The guard on duty behind a screen of armoured glass in the vestibule was sleepy and offhand. No one was in yet, he told Zen, a claim substantiated by the bank of video screens behind him, showing a selection of empty rooms, corridors and staircases. Zen walked upstairs to the first floor and opened a door at random. The scene which met his eyes inside was absolutely predictable to anyone who had worked in police offices anywhere in Italy from Aosta to Siracuse. The air was stale and stuffy, used up and warmed over. The bare walls were painted a shade of off-white reminiscent of milk left too long out of the fridge. A double neon tube housing, its cover missing, hung from the ceiling on frail chains. The available space was divided into three areas by screens of the thick frosted glass commonly associated with shower cubicles, set in gilt-anodized aluminium frames. At the centre of each squatted a large wooden desk.

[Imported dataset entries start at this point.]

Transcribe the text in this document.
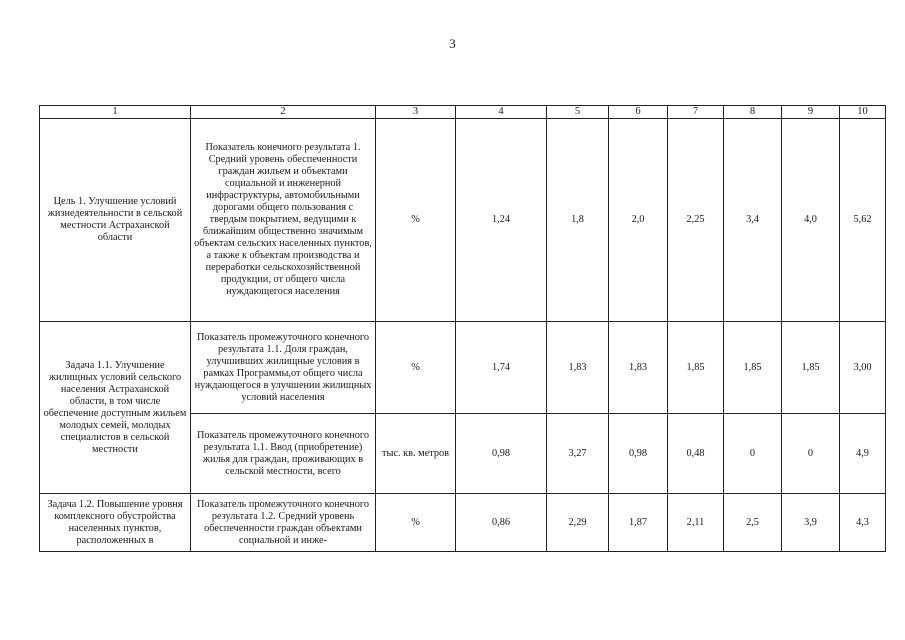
3
1	2	3	4	5	6	7	8	9	10
Цель 1. Улучшение условий жизнедеятельности в сельской местности Астраханской области	Показатель конечного результата 1. Средний уровень обеспеченности граждан жильем и объектами социальной и инженерной инфраструктуры, автомобильными дорогами общего пользования с твердым покрытием, ведущими к ближайшим общественно значимым объектам сельских населенных пунктов, а также к объектам производства и переработки сельскохозяйственной продукции, от общего числа нуждающегося населения	%	1,24	1,8	2,0	2,25	3,4	4,0	5,62
Задача 1.1. Улучшение жилищных условий сельского населения Астраханской области, в том числе обеспечение доступным жильем молодых семей, молодых специалистов в сельской местности	Показатель промежуточного конечного результата 1.1. Доля граждан, улучшивших жилищные условия в рамках Программы,от общего числа нуждающегося в улучшении жилищных условий населения	%	1,74	1,83	1,83	1,85	1,85	1,85	3,00
	Показатель промежуточного конечного результата 1.1. Ввод (приобретение) жилья для граждан, проживающих в сельской местности, всего	тыс. кв. метров	0,98	3,27	0,98	0,48	0	0	4,9
Задача 1.2. Повышение уровня комплексного обустройства населенных пунктов, расположенных в	Показатель промежуточного конечного результата 1.2. Средний уровень обеспеченности граждан объектами социальной и инже-	%	0,86	2,29	1,87	2,11	2,5	3,9	4,3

Zen went over to one of the desks and looked through the contents of the three-tiered metal tray until he found what he was looking for: a sheaf of computer printout stapled together at the upper left-hand corner. The top sheet bore the words NOTIZIE DI REATI DENUNCIATI ALLA POLIZIA GIUDIZIARIA and the dates of the previous week. The pages inside listed all the incidents which had been brought to the attention of the police during the period in question. Zen leafed through the pages, looking for something suitable.
It was a delicate business. He didn’t want to attract unwanted attention by poaching a case which had already been assigned, or in which someone was taking a special interest for one reason or another.